Real victims of war against drugs not traffickers, but innocent children: Shanmugam
SINGAPORE — The one-year-old toddler rescued in a drug bust earlier in the week became a poignant example cited by Home Affairs and Law Minister K Shanmugam, as he drove home the toll drugs have taken on young people.
SINGAPORE — The one-year-old toddler rescued in a drug bust earlier in the week became a poignant example cited by Home Affairs and Law Minister K Shanmugam, as he drove home the toll drugs have taken on young people.
“How old is the child? One year old. In that one year, he had already been abandoned by his mother who is on the run for drug offences, and being passed around between these drug traffickers,” said Mr Shanmugam during the Ministry of Home Affairs’ Committee of Supply speech on Friday (March 2).
He said the young are defenceless and “real victims” in the Republic’s war against drugs, rather than drug traffickers facing the death penalty.
Hitting out at anti-death penalty lobbyists, he said: “The activists light candles for traffickers outside Changi Prison. They write emotive stories…
“But who cares for these very real victims? How many young lives have we saved with our policies? Would you hear a squeak from the activists about these people... the physical violence, the mental abuse?”

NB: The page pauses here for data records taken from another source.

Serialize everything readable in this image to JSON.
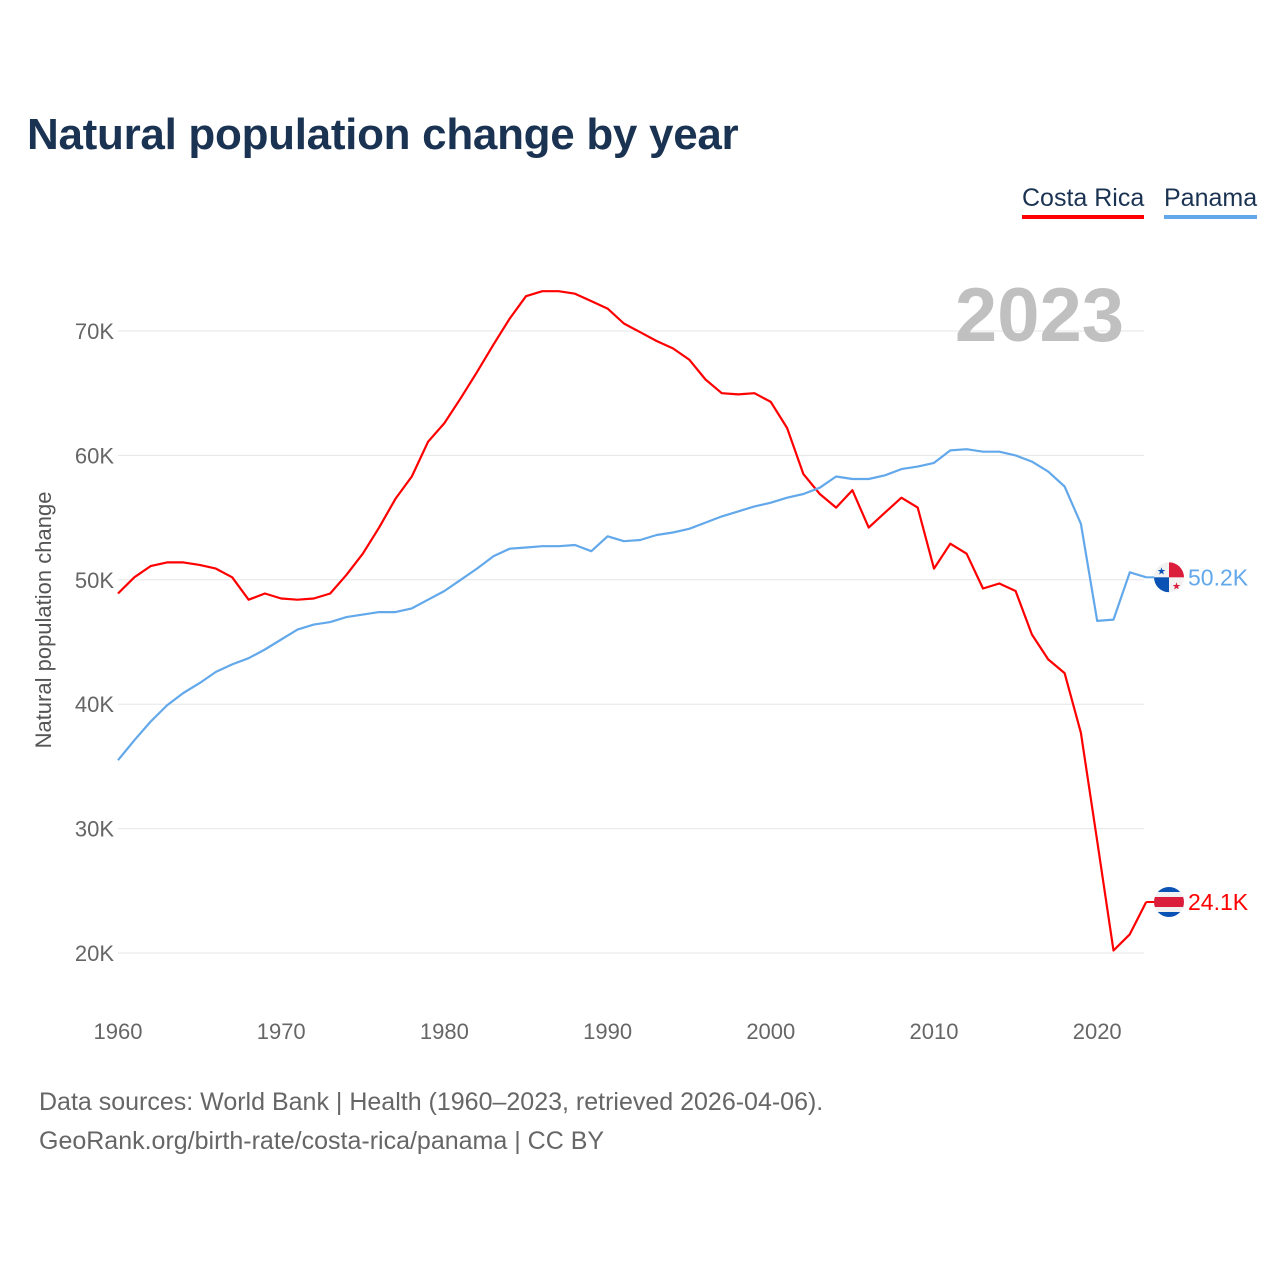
{
  "title": "Natural population change by year",
  "legend": [
    {
      "name": "Costa Rica",
      "color": "#ff0000"
    },
    {
      "name": "Panama",
      "color": "#62a8ea"
    }
  ],
  "footer": {
    "line1": "Data sources: World Bank | Health (1960–2023, retrieved 2026-04-06).",
    "line2": "GeoRank.org/birth-rate/costa-rica/panama | CC BY"
  },
  "chart_data": {
    "type": "line",
    "title": "Natural population change by year",
    "xlabel": "",
    "ylabel": "Natural population change",
    "year_watermark": "2023",
    "xlim": [
      1960,
      2023
    ],
    "ylim": [
      15000,
      75000
    ],
    "x_ticks": [
      1960,
      1970,
      1980,
      1990,
      2000,
      2010,
      2020
    ],
    "x_tick_labels": [
      "1960",
      "1970",
      "1980",
      "1990",
      "2000",
      "2010",
      "2020"
    ],
    "y_ticks": [
      20000,
      30000,
      40000,
      50000,
      60000,
      70000
    ],
    "y_tick_labels": [
      "20K",
      "30K",
      "40K",
      "50K",
      "60K",
      "70K"
    ],
    "grid": true,
    "legend_position": "top-right",
    "x_start": 1960,
    "series": [
      {
        "name": "Costa Rica",
        "color": "#ff0000",
        "end_label": "24.1K",
        "flag": "costa-rica",
        "values": [
          48900,
          50200,
          51100,
          51400,
          51400,
          51200,
          50900,
          50200,
          48400,
          48900,
          48500,
          48400,
          48500,
          48900,
          50400,
          52100,
          54200,
          56500,
          58300,
          61100,
          62600,
          64600,
          66700,
          68900,
          71000,
          72800,
          73200,
          73200,
          73000,
          72400,
          71800,
          70600,
          69900,
          69200,
          68600,
          67700,
          66100,
          65000,
          64900,
          65000,
          64300,
          62200,
          58500,
          56900,
          55800,
          57200,
          54200,
          55400,
          56600,
          55800,
          50900,
          52900,
          52100,
          49300,
          49700,
          49100,
          45600,
          43600,
          42500,
          37700,
          29000,
          20200,
          21500,
          24100
        ]
      },
      {
        "name": "Panama",
        "color": "#62a8ea",
        "end_label": "50.2K",
        "flag": "panama",
        "values": [
          35500,
          37100,
          38600,
          39900,
          40900,
          41700,
          42600,
          43200,
          43700,
          44400,
          45200,
          46000,
          46400,
          46600,
          47000,
          47200,
          47400,
          47400,
          47700,
          48400,
          49100,
          50000,
          50900,
          51900,
          52500,
          52600,
          52700,
          52700,
          52800,
          52300,
          53500,
          53100,
          53200,
          53600,
          53800,
          54100,
          54600,
          55100,
          55500,
          55900,
          56200,
          56600,
          56900,
          57400,
          58300,
          58100,
          58100,
          58400,
          58900,
          59100,
          59400,
          60400,
          60500,
          60300,
          60300,
          60000,
          59500,
          58700,
          57500,
          54500,
          46700,
          46800,
          50600,
          50200
        ]
      }
    ]
  }
}
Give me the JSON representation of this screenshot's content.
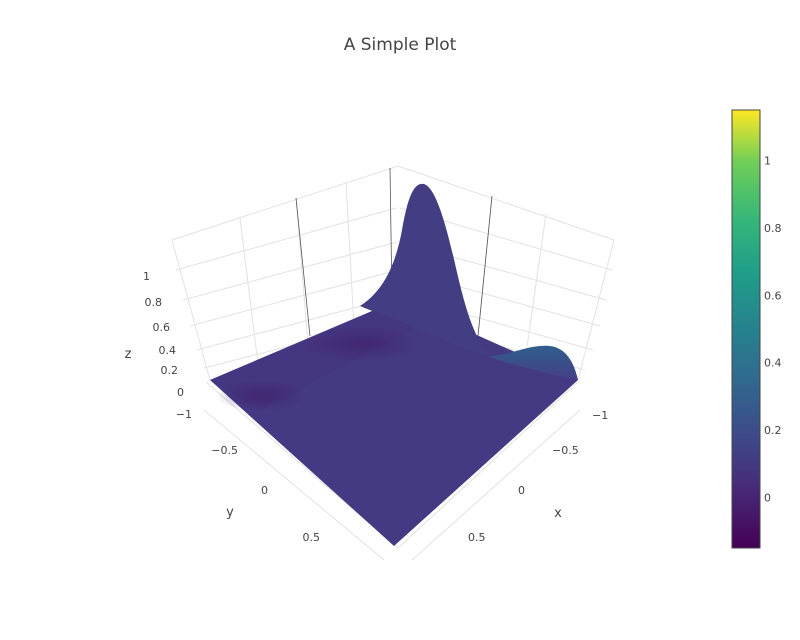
{
  "chart_data": {
    "type": "surface",
    "title": "A Simple Plot",
    "xlabel": "x",
    "ylabel": "y",
    "zlabel": "z",
    "x_ticks": [
      "−1",
      "−0.5",
      "0",
      "0.5"
    ],
    "y_ticks": [
      "−1",
      "−0.5",
      "0",
      "0.5"
    ],
    "z_ticks": [
      "0",
      "0.2",
      "0.4",
      "0.6",
      "0.8",
      "1"
    ],
    "xlim": [
      -1,
      1
    ],
    "ylim": [
      -1,
      1
    ],
    "zlim": [
      0,
      1.2
    ],
    "colorscale": "Viridis",
    "colorbar": {
      "ticks": [
        "0",
        "0.2",
        "0.4",
        "0.6",
        "0.8",
        "1"
      ],
      "range": [
        -0.15,
        1.15
      ]
    },
    "surface_peaks": [
      {
        "x": -1,
        "y": -1,
        "z": 1.15
      },
      {
        "x": 0.9,
        "y": -1,
        "z": 0.28
      }
    ],
    "surface_base_z": 0.05
  }
}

The authorities said on Wednesday that they rescued the toddler and nabbed five suspected drug abusers and traffickers during a drug bust.

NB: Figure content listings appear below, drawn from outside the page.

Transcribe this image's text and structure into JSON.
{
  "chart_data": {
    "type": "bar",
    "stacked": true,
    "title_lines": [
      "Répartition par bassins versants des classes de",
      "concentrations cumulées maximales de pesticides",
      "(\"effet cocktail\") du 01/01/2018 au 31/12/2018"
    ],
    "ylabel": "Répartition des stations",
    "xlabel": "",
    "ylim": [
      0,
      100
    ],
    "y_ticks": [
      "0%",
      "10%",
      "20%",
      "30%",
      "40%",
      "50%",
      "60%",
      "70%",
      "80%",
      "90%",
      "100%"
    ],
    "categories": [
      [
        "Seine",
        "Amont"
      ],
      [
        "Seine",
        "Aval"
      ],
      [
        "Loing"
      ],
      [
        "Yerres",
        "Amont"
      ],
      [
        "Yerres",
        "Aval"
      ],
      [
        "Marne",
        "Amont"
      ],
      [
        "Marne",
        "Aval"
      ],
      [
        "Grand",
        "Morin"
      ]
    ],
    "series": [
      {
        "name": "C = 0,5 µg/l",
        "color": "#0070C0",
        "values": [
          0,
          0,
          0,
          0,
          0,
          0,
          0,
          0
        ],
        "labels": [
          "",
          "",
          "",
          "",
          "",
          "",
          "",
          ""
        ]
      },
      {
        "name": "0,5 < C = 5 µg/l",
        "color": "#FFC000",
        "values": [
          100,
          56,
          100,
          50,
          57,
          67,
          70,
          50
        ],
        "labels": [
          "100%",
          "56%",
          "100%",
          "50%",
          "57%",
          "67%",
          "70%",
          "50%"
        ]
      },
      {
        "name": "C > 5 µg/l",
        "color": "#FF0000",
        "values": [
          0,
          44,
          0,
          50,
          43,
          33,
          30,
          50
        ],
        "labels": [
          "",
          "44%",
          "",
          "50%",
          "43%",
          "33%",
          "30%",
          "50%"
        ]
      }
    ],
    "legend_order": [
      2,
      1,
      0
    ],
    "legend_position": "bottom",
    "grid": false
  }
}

The rescued toddler is now with Child Protective Services of the Ministry of Social and Family Development. It was unclear whether he was used for any suspected drug activities.

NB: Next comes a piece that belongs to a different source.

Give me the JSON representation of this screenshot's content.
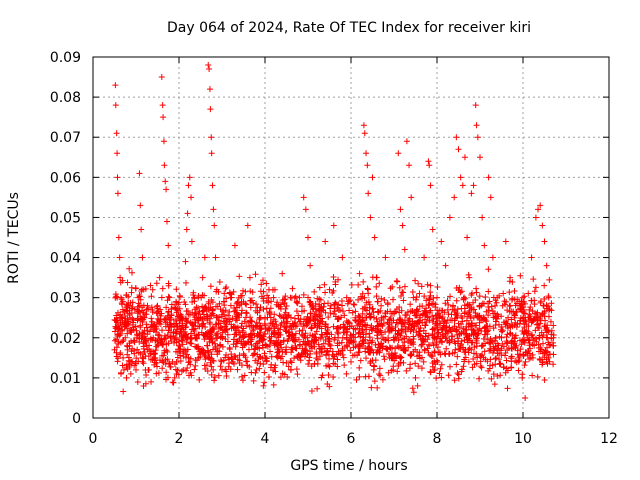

Citing other cases, including one involving a 10-month-old baby girl who suffered a fractured skull after her drug addict father shoved her against the wall when she cried, the minister added: “The self-styled activists refuse to talk about how the addiction of hundreds of abusers is fed with each shipment these traffickers bring in; how many families suffer as a result of drugs.”
The Republic’s tough stance against drugs has caused the number of drug abusers arrested each year to drop from near 7,000 people 20 years ago to 3,089 people last year, said Mr Shanmugam.
“If you take that as three to four thousand lives per year over a 20-year period, that is a lot of lives. A lot of people who have been saved from drugs,” he said.
Underscoring the Government’s unwavering commitment to deal with drugs, he said the severe penalties are to deter such offences, “not because we take any joy in enforcing them”.
“Think of the lives that have been saved. The misery, deprivation, the loss – we have saved a lot of people from that,” he said.
He said that Singapore is “perhaps the country that has been most effective” in dealing with the drug problem, even as the drug situation around the world has continued to worsen.
In United States, for example, almost 64,000 people died from drug overdoses in 2016 in an opioid crisis, which was declared a “public health emergency”, he noted.
Last year, the Central Narcotics Bureau dismantled 23 drug syndicates, and conducted 12 joint operations with its foreign counterparts to cut off drug supplies from overseas, among other efforts.
Mr Shanmugam added that the Republic should not ease up its tough stance, especially when the region is “home to the Golden Triangle”. He noted that the Golden Triangle is the largest methamphetamine market in the world where heroin and methamphetamine trafficking is estimated to generate more than US$32 billion (S$42 billion) annually.
“So let’s not kid ourselves. International criminal syndicates operate in this region, attracted by the lucrative profits,” he said.
“Being a major transport and commercial hub makes us susceptible both as a transit point and import market because of the wealth factor... We have to be firm in resisting those who try to force their ideologies on us.”
Different circumstances in Portugal
While Portugal is receiving international attention for decriminalising all drugs, including heroin and cocaine, Home Affairs and Law Minister K Shanmugam noted on Friday (March 2) that the European country’s softening stance was a last ditch attempt to deal with a crisis.
He pointed out that more than half of human immunodeficiency virus (HIV) infections in Portugal are drug-related – the highest rate in the European Union.
Portugal had a “serious public health problem on its hands” as heroin abusers were sharing contaminated needles, spreading diseases such as Hepatitis B, Hepatitis C and HIV, said the minister.
“But when you start with serious HIV-related problems, hepatitis infections problems arising through drug use, contaminated needles, then I suppose you ask yourself which is the lesser evil? ... We (Singapore) are not in that situation, thankfully.”
Nevertheless, “there are some people here who tell us Portugal is a great example to follow”, he said.
He noted that less than 30 per 100,000 people in Singapore abuse opiates – almost 20 times fewer than in Portugal, adding that the city state is not in a situation where “it was not possible or unrealistic for it to control the drug situation”.
Intravenous drug use is not a significant mode of HIV transmission here, he added.